Could any of this non-reality-based shtick stick? So far the answer is No. Rove’s book and Keep America Safe could be the best political news for the White House in some time. This new eruption of misinformation and rancor vividly reminds Americans why they couldn’t wait for Bush and Cheney to leave Washington.

But the old regime’s attack squads are relentless and shameless. The Obama administration, which put the brakes on any new investigations into Bush-Cheney national security malfeasance upon taking office, will sooner or later have to strike back.
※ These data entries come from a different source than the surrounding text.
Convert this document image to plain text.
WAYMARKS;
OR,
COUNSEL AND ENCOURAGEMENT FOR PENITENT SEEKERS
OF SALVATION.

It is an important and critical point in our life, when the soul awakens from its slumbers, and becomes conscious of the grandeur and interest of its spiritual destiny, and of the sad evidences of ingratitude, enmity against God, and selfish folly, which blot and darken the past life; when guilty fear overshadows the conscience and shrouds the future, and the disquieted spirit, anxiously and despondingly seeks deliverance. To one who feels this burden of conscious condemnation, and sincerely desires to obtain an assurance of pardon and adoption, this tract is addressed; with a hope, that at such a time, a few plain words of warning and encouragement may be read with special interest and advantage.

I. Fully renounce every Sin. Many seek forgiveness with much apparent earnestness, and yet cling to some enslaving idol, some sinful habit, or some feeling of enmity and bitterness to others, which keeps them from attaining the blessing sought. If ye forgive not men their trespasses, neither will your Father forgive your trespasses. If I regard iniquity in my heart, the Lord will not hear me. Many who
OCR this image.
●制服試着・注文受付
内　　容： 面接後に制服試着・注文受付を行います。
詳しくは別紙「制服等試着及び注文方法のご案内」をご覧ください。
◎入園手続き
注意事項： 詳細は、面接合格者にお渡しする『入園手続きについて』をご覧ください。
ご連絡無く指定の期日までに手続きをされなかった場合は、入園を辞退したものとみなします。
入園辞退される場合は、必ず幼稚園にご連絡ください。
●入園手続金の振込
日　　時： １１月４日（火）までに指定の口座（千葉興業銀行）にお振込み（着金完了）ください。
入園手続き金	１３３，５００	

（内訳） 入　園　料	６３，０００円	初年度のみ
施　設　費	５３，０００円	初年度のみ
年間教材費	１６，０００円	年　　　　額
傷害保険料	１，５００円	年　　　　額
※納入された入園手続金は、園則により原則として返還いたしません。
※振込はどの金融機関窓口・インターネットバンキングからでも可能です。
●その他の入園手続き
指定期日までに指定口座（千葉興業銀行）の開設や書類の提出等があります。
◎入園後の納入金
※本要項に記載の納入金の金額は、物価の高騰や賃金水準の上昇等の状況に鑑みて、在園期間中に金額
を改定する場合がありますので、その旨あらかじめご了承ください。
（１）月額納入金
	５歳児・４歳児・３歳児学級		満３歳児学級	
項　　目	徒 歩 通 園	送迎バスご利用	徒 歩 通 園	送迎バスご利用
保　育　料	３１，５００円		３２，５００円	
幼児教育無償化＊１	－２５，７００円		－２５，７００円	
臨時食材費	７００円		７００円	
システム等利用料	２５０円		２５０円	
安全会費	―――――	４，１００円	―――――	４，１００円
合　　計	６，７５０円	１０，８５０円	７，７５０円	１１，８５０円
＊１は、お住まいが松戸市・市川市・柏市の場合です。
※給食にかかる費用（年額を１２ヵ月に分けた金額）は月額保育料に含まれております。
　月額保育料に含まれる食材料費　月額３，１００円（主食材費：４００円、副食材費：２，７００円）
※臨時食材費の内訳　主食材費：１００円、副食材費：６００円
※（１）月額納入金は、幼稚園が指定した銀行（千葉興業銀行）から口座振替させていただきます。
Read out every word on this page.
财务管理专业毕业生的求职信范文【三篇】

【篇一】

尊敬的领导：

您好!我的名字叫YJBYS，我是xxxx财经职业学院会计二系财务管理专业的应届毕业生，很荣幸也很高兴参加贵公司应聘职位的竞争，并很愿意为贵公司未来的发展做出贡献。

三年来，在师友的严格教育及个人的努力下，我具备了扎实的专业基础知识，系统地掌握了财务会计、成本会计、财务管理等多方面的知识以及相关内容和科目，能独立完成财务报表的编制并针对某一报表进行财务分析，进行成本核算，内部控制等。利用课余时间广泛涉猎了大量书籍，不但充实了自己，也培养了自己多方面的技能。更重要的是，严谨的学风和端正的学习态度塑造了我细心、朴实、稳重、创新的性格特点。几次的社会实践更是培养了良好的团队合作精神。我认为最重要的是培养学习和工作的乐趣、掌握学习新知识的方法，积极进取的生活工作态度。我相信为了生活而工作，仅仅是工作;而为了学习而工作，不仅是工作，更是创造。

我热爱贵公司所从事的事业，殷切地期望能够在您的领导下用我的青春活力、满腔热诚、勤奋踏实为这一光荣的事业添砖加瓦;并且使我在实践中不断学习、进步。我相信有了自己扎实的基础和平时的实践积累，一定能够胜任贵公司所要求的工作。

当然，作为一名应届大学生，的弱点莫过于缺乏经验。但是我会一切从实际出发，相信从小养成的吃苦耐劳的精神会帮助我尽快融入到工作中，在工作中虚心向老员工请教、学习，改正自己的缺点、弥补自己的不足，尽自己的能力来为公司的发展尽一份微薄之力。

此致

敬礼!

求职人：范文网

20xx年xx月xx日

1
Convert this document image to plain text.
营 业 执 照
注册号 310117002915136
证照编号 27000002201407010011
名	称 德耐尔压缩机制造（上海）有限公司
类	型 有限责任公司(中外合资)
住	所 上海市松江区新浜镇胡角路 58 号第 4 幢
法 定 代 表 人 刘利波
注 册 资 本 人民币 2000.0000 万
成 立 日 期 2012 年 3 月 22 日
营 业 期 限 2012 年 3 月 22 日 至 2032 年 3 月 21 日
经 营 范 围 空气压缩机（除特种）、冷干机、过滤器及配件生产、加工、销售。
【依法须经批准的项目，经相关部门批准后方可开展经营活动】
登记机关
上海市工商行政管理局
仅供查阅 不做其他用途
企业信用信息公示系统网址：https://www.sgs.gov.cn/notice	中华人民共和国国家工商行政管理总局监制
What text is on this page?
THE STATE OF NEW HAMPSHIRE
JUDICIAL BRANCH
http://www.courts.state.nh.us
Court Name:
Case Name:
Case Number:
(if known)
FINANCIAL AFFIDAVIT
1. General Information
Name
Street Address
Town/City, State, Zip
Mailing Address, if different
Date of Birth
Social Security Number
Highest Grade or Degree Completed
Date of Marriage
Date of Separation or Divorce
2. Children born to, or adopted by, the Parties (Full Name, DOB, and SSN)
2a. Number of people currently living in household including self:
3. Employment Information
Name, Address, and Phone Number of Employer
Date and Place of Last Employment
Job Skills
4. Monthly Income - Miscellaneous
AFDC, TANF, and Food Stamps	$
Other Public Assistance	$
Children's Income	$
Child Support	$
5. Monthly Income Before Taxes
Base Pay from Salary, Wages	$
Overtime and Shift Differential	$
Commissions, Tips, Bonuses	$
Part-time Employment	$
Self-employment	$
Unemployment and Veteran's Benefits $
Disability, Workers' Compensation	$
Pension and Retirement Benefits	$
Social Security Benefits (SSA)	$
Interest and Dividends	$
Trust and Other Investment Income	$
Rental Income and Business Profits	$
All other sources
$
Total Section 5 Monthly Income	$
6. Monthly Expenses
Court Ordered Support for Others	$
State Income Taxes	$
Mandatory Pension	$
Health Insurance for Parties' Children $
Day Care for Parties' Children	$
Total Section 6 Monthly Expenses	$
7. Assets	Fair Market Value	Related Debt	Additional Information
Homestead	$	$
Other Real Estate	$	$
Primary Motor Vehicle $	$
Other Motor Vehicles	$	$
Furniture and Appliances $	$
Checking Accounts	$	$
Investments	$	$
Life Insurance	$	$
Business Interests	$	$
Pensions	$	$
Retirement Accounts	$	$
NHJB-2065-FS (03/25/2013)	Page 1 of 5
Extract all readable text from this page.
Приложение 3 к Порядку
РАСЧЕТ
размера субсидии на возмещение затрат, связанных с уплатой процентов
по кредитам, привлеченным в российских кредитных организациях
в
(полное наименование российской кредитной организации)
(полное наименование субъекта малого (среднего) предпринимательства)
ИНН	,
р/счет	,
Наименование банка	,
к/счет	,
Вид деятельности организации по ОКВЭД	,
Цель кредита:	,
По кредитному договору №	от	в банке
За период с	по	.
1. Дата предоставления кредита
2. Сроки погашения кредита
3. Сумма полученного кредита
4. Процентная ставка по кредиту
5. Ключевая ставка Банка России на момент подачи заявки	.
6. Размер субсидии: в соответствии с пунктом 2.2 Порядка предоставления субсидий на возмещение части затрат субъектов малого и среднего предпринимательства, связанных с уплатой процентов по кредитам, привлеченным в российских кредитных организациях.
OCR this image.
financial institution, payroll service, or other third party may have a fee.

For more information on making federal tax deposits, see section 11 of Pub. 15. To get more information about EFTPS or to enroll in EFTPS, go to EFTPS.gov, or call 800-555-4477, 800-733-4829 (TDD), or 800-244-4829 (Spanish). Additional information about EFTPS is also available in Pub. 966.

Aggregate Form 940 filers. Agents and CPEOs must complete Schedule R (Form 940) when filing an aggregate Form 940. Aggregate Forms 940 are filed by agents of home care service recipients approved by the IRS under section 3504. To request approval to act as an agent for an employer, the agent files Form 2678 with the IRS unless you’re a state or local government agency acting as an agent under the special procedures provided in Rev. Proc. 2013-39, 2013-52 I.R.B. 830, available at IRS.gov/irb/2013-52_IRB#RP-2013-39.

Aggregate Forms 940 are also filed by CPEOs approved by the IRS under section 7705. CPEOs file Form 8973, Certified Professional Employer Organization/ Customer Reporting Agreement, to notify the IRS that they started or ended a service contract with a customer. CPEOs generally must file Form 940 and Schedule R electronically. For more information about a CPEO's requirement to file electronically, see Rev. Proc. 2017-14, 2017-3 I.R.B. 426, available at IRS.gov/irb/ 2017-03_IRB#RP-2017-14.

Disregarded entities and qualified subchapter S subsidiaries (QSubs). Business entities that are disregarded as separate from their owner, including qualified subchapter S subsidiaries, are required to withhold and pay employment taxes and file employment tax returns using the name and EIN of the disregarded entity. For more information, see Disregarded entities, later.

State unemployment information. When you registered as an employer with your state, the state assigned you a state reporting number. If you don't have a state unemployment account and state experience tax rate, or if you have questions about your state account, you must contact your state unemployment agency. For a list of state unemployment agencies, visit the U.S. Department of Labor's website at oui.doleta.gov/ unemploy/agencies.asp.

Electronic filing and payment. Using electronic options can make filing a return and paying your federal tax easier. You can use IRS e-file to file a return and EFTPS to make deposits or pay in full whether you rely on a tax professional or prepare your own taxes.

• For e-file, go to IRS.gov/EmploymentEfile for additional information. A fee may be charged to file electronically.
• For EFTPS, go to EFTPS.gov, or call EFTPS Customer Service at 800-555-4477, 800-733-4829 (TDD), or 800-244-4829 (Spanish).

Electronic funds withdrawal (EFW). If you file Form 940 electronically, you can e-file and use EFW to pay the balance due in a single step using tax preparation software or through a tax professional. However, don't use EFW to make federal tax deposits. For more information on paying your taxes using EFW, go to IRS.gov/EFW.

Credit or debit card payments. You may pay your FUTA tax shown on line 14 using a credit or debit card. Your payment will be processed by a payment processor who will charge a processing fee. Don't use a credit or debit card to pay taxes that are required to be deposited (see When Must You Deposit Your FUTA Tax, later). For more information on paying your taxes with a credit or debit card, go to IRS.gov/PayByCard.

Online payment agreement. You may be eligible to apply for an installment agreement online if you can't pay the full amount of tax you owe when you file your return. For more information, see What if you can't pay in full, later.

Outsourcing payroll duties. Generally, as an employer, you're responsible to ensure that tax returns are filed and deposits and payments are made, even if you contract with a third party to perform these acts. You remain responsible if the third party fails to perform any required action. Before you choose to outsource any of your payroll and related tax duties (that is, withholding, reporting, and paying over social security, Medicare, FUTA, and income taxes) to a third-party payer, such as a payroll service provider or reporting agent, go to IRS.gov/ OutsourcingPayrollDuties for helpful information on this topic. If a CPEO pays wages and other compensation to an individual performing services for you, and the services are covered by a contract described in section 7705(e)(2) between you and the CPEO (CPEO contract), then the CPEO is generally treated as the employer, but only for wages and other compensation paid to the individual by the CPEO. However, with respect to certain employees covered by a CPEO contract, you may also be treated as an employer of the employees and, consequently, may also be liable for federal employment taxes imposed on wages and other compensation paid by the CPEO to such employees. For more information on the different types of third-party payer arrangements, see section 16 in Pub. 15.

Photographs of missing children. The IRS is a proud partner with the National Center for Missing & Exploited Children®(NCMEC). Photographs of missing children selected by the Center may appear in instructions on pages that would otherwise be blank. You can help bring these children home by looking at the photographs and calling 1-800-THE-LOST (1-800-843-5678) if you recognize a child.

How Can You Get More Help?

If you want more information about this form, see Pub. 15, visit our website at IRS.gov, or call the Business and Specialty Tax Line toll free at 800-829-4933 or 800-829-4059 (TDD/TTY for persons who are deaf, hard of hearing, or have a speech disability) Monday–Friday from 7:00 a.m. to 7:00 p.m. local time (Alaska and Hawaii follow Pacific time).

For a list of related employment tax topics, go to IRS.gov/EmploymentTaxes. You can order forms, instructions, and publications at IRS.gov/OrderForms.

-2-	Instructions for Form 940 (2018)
Once the Bush-Cheney failures in Iraq, Afghanistan and Iran again come home to roost, as they undoubtedly and explosively will, someone will have to remind our amnesia-prone nation who really enabled America’s enemies in the run-up to 9/11 and in its aftermath.
Everything that went wrong in Bush's first six years was retroactively Clinton's fault, and everything that went wrong in the last two was the fault of Senator Obama and the Dems because they controlled Congress.  Bush was the best President since Reagan, you see.  This has been going on since Obama took office, frankly.  The Clinton blaming after all did get Bush a second term, albeit barely.  But it also assured that the Dems would win and have to take responsibility for cleaning up the mess left behind.

The Republicans really do hope you're stupid enough to put them back in power in 2010 so they can get back to doing the things that created two wars and a financial disaster that drained trillions of dollars from our coffers, trillions of dollars we didn't have.  Obama hasn't fixed all the problems the Republicans left him, so the GOP argument is that after giving the Dems two years, it's time for another sixteen of Republican rule.

Do you really want these jackasses back in charge?  They're not sorry for their mistakes.  They're pinning them on Obama.  They will repeat them as soon as they are given a chance.